22,341,895 shares of Forum's common stock were tendered, including
103,414 shares tendered pursuant to notices of guaranteed delivery.
Marriott has accepted for payment all tendered Forum shares.
William J. Shaw, executive vice president of Marriott International and
president of the Marriott Service Group, said, "The merger of Forum with
Marriott Senior Living Services strengthens our leadership position in
senior housing, and expands the range of products and services we can
provide to today's fastest growing segment of the population. It will
provide additional growth opportunities as our aging population looks for
quality retirement facilities."
As a result of the completed tender offer, Marriott Senior Living
Services now operates 69 facilities with more than 14,500 retirement
community units or nursing beds. It is the nation's largest operator of
senior housing and health care services in the quality tier.
In addition to full-service and Brighton Gardens assisted living
communities, Marriott now will provide seniors with alternative product
offerings developed by Forum, including National Guest Homes, a moderate
priced assisted living concept; Hearthside, which offers both assisted
living and dementia-related care; and Health Care Industries, Inc., a
provider of home health care services to residents in independent living
communities.
Marriott intends to continue Forum's planned expansion program, adding
1,000 units or nursing beds to existing full-service communities.
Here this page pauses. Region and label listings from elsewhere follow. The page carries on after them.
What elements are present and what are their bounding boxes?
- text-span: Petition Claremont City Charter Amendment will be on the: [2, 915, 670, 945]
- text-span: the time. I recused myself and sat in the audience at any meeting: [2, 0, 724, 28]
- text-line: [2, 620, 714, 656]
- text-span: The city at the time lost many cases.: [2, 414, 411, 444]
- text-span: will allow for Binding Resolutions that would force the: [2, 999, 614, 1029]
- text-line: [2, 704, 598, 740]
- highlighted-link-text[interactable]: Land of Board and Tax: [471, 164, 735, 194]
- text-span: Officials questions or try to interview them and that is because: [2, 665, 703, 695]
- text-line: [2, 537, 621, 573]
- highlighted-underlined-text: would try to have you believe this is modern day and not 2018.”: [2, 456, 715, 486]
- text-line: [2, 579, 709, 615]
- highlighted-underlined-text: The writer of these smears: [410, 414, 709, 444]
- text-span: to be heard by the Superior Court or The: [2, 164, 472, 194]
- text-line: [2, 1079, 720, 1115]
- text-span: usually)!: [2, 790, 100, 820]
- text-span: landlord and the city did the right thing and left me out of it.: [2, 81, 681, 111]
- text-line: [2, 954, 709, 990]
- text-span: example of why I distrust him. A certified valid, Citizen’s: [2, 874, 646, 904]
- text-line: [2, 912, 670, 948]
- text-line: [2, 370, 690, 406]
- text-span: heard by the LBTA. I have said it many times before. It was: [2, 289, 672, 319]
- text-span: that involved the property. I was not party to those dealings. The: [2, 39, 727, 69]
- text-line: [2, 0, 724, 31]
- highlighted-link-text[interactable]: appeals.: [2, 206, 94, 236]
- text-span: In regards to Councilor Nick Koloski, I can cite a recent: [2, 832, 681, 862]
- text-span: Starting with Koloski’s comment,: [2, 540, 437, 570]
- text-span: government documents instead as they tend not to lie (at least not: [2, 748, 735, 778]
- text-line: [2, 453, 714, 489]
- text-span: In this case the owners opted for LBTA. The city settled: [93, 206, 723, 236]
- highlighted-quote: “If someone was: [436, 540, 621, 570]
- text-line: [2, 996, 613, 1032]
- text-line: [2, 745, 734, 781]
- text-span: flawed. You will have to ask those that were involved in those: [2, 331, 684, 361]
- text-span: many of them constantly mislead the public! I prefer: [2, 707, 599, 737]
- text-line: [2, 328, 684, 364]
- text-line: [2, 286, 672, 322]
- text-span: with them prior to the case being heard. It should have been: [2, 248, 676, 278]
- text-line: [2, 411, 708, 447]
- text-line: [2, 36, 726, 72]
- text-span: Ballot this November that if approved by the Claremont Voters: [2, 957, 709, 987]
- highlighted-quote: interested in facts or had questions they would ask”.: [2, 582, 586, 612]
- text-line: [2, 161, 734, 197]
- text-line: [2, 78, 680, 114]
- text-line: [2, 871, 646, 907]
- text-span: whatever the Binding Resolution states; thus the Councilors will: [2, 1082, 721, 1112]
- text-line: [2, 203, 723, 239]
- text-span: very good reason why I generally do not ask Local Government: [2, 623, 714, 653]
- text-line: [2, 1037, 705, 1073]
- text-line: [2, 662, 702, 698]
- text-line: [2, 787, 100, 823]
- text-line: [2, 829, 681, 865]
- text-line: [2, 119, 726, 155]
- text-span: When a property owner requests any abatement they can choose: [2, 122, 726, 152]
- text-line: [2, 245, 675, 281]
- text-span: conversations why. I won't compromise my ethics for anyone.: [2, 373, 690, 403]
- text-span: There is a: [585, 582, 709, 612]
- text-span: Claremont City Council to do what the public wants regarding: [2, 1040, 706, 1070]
Marriott
also plans to have 100 Brighton Gardens assisted living communities by the
year 2000.
It is estimated that in this decade alone, Americans aged 85 and older
will increase by some 43 percent, while those 75 and older will grow by
approximately 29 percent.
Marriott International, Inc., based in Washington, D.C., is a
diversified hospitality company involved in lodging and services management.
It had revenues of $9.0 billion in 1995.